The authors developed a rat-tail model to investigate the hypothesis that vertebral wedging during growth in progressive spinal deformities results from asymmetric loading in a “vicious cycle.”Objectives.
To document growth curves with axial compression or distraction applied to tail vertebrae to determine whether compression load slows growth and distraction accelerates it.Summary of Background Data.
Progression of skeletal deformity during growth is believed to be governed by the Hueter-Volkmann law, but there is conflicting evidence to support this idea.Methods.
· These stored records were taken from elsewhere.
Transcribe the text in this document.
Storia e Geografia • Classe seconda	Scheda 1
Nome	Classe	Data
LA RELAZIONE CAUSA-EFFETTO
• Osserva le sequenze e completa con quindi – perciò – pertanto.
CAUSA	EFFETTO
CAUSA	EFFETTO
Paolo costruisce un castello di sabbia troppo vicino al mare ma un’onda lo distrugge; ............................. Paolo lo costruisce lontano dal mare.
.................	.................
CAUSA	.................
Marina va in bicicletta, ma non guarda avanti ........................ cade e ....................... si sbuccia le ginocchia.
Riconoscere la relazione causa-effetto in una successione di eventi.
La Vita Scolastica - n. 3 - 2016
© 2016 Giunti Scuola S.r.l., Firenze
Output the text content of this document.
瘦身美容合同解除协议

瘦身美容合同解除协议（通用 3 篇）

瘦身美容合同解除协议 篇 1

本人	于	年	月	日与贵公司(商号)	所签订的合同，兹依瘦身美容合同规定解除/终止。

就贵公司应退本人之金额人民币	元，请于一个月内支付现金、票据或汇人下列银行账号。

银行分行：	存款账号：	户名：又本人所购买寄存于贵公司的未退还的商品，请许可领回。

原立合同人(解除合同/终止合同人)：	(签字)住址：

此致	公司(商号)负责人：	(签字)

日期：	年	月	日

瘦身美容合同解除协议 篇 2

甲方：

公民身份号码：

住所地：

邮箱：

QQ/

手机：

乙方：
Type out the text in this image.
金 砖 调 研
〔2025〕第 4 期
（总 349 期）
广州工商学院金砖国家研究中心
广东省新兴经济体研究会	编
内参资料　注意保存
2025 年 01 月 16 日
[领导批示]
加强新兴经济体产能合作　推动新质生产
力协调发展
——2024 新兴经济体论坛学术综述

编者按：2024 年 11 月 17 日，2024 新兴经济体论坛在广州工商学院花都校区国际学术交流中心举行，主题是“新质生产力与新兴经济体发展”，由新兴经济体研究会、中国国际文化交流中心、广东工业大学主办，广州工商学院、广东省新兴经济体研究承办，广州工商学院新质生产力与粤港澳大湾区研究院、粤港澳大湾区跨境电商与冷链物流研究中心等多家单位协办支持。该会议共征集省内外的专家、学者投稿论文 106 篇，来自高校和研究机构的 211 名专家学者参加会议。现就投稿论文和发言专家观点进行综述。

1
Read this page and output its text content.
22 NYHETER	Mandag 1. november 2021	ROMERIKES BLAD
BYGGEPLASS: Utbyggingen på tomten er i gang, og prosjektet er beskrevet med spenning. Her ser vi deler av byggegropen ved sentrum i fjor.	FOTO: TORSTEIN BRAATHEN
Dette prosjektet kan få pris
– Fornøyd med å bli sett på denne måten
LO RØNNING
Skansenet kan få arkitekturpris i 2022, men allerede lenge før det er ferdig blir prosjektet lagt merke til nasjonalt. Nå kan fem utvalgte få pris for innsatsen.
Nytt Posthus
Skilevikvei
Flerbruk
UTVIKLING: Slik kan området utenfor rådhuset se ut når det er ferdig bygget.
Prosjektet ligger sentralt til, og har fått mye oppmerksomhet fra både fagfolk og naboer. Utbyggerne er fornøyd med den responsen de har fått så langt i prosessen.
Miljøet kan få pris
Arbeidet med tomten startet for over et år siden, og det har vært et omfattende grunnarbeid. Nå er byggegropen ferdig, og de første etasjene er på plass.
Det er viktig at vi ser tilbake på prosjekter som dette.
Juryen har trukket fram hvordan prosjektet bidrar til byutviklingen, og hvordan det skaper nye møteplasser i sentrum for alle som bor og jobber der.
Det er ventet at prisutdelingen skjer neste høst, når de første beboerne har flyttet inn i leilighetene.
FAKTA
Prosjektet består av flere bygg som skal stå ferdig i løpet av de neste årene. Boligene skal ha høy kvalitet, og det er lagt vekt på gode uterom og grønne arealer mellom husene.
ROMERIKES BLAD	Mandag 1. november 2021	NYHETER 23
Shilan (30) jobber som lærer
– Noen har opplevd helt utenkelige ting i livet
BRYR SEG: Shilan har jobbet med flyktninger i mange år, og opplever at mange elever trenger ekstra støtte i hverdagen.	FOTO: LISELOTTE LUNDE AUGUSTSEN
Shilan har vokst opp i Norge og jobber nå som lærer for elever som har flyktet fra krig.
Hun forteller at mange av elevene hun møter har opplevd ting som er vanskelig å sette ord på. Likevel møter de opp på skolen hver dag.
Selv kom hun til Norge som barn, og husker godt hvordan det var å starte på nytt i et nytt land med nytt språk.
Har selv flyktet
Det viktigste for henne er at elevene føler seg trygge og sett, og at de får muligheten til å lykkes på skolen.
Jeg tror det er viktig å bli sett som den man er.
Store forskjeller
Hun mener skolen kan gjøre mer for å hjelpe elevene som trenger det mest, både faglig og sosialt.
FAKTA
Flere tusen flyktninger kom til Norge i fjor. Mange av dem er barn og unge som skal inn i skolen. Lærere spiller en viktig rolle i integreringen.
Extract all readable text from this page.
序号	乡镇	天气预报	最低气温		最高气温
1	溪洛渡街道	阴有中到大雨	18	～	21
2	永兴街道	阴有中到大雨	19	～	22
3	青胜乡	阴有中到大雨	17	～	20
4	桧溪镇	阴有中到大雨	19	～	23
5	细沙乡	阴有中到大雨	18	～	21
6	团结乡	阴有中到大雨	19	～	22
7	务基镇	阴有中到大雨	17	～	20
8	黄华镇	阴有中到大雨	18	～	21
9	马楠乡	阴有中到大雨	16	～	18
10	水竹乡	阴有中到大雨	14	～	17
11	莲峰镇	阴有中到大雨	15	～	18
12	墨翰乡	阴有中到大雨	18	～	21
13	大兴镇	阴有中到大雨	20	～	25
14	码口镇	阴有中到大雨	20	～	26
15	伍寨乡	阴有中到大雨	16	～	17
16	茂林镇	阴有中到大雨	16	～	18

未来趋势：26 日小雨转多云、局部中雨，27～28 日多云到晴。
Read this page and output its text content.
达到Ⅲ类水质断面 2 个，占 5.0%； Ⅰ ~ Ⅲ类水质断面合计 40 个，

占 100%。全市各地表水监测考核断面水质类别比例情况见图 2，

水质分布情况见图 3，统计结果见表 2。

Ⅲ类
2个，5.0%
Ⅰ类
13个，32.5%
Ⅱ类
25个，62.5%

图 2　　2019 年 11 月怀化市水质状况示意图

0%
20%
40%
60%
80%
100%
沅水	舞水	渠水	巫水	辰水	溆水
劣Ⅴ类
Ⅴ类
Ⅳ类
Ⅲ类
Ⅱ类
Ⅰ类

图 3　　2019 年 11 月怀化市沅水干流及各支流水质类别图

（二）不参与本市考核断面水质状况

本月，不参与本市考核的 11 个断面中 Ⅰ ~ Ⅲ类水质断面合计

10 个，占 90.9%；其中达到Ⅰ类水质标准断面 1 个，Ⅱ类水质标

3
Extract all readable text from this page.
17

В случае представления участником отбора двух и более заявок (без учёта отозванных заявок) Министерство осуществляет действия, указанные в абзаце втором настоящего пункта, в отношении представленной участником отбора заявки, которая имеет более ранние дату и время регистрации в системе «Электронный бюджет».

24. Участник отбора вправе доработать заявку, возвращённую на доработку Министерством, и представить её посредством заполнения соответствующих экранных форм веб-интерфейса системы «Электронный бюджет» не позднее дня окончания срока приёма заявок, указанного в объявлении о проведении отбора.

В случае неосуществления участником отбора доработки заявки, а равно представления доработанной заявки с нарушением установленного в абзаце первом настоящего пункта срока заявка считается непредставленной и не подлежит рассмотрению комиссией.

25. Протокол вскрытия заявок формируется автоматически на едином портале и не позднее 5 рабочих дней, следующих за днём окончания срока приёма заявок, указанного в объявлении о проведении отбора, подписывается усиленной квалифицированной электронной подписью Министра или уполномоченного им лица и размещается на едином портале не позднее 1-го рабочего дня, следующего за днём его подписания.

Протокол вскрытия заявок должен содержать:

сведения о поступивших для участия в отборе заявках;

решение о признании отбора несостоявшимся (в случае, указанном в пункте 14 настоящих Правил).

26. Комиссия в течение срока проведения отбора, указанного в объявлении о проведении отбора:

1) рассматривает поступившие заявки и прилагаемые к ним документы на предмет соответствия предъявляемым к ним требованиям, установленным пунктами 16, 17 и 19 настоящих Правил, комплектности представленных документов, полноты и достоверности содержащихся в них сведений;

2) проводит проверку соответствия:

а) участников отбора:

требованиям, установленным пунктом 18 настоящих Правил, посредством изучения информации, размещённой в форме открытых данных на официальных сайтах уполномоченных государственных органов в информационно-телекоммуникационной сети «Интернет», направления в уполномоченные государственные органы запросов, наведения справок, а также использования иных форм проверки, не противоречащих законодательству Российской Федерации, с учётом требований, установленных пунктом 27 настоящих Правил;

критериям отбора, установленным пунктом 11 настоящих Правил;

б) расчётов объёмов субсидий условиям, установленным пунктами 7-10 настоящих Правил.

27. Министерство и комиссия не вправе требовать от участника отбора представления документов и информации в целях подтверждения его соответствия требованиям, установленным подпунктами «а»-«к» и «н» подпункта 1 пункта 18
Twenty-eight 6-week-old Sprague-Dawley rats were assigned to one of three groups: compression loading, distraction loading, or sham (apparatus applied without loading). Under general anesthesia, two 0.7-mm diameter stainless steel percutaneous pins were used to transfix each of two vertebrae. The pins were glued to 25-mm diameter external ring fixators. Springs (load rate, 35 g/mm) were installed on three stainless steel threaded rods that were passed through holes in each ring and compressed with nuts to apply compression or distraction forces between 25-75% of bodyweight. Vertebral growth rates in μm/day were measured by digitizing the length of the vertebrae images in radiographs taken 0, 1, 3, 5, 7, and 9 weeks later.Results.
The loaded vertebrae grew at 68% of control rate for compressed vertebrae and at 114% for distracted vertebrae. (Differences statistically significant, P < 0.01 by analysis of variance.) For the compressed vertebrae, the pinned vertebrae, which were loaded at one of their two growth cartilages, grew at a reduced rate (85%), although this effect was not apparent for the distraction animals.Conclusions.
The findings confirm that vertebral growth is modulated by loading, according to the Hueter-Volkmann principle. The quantification of this relationship will permit more rational design of conservative treatment of spinal deformity during the adolescent growth spurt.